The boys hung their heads and slid their feet uneasily on the floor. How could they have been so foolish? Oh, what would Kaph do to them? All but Tau looked ashamed of themselves. The said lad stared sulkily down at the table, brows knit in disrespect.
“For your punishment,” their teacher said slowly, “you are not allowed to speak to each other, unless it be to Gimel, and you must include Gimel in your practices, so that he may feel the brotherhood which I have endeavored to instill in you. Now go to your beds. I have had enough of you today.” Kaph sat down heavily, and for the first time in four years, Gimel remembered that he was an old man. He gazed anxiously up at his teacher, and slowly stood up, supposing that he was to return with the other boys.

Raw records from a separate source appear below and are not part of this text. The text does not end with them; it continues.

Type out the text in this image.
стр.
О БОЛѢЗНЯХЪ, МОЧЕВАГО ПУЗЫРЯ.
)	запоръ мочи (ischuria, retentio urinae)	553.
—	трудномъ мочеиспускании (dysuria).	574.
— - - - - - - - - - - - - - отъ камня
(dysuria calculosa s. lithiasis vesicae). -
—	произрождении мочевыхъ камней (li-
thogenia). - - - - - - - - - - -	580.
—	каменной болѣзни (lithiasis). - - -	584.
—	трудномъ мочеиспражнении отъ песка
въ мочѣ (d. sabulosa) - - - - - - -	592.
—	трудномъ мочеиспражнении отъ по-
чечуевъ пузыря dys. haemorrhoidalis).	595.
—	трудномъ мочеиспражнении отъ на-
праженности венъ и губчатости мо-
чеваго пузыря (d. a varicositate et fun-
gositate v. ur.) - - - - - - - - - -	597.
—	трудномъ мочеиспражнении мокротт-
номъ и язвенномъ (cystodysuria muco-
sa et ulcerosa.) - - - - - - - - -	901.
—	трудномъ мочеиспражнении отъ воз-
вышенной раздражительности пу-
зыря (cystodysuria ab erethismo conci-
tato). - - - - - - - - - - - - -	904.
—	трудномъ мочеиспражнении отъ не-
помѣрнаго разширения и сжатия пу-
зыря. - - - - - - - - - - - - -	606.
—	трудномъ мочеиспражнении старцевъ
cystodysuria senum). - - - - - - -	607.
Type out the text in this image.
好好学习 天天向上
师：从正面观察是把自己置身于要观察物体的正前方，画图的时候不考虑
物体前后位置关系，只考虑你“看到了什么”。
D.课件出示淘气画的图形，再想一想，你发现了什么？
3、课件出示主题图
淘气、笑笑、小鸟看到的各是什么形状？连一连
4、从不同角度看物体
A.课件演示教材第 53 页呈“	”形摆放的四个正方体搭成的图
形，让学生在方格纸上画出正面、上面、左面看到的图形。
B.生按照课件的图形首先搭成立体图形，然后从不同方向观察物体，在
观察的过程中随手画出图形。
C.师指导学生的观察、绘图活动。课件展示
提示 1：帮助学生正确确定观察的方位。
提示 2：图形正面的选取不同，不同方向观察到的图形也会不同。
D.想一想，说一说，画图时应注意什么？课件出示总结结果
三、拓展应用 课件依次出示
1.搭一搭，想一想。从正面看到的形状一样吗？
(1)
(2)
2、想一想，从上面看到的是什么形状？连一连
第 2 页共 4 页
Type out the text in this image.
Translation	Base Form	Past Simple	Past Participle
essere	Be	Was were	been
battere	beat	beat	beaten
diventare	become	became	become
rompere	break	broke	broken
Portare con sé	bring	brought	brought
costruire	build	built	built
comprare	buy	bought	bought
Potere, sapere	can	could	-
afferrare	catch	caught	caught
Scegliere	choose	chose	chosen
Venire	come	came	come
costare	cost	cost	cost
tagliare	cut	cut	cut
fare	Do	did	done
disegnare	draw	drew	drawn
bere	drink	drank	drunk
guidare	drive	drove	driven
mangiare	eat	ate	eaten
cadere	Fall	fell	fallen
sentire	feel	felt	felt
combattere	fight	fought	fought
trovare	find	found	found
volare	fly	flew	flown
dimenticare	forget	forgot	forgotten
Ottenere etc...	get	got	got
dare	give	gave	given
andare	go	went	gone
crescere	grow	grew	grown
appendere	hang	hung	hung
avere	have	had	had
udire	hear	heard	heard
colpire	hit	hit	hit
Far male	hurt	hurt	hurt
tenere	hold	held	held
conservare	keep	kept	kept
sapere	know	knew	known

“No, Gimel, and you, Tau, please stay with me. I would like to speak with you.” Kaph did not smile. Hesitantly, Gimel watched the other boys leaving, then he and Tau approached Kaph with a respectful bow. Tau bowed stiffly.
Was it something I said? Gimel wondered uneasily, Am I in trouble, then?
“Tau,” Kaph began, his face old and wrinkled, “I have seen you belittle Gimel in front of the other boys. Do you not realize that they look to you for leadership? What you do, they all do. This, my son, is entirely against the code of this School in Arms. You will not train with us any longer, but leave immediately tomorrow morning. Now go.”
Gimel’s eyes widened in horror. Never before had any of the students been dismissed! Tau’s face was black with anger. Who were they to make him leave? He deserved the post of Krachack! Gimel watched those thoughts cross Tau’s mind, for they read in his face like a book. Tau caught Gimel looking at him and glared darkly before stomping out.
Gimel was a little shaken up. If Tau was dismissed, what was Kaph going to do to him?
“Have no fear, Gimel.” Kaph smiled warmly, and the tired lines vanished from his face. Gimel was astonished at the change. How could this kind man have looked so old and tired a few minutes before?
“I would like you to accompany me to my quarters, if you would.” Kaph explained, “You cannot believe how old one feels when dealing with such quarrelsome students. Ah, I’m not as young as I used to be.” he looked sadly into Gimel’s eyes. “But come, let us walk.”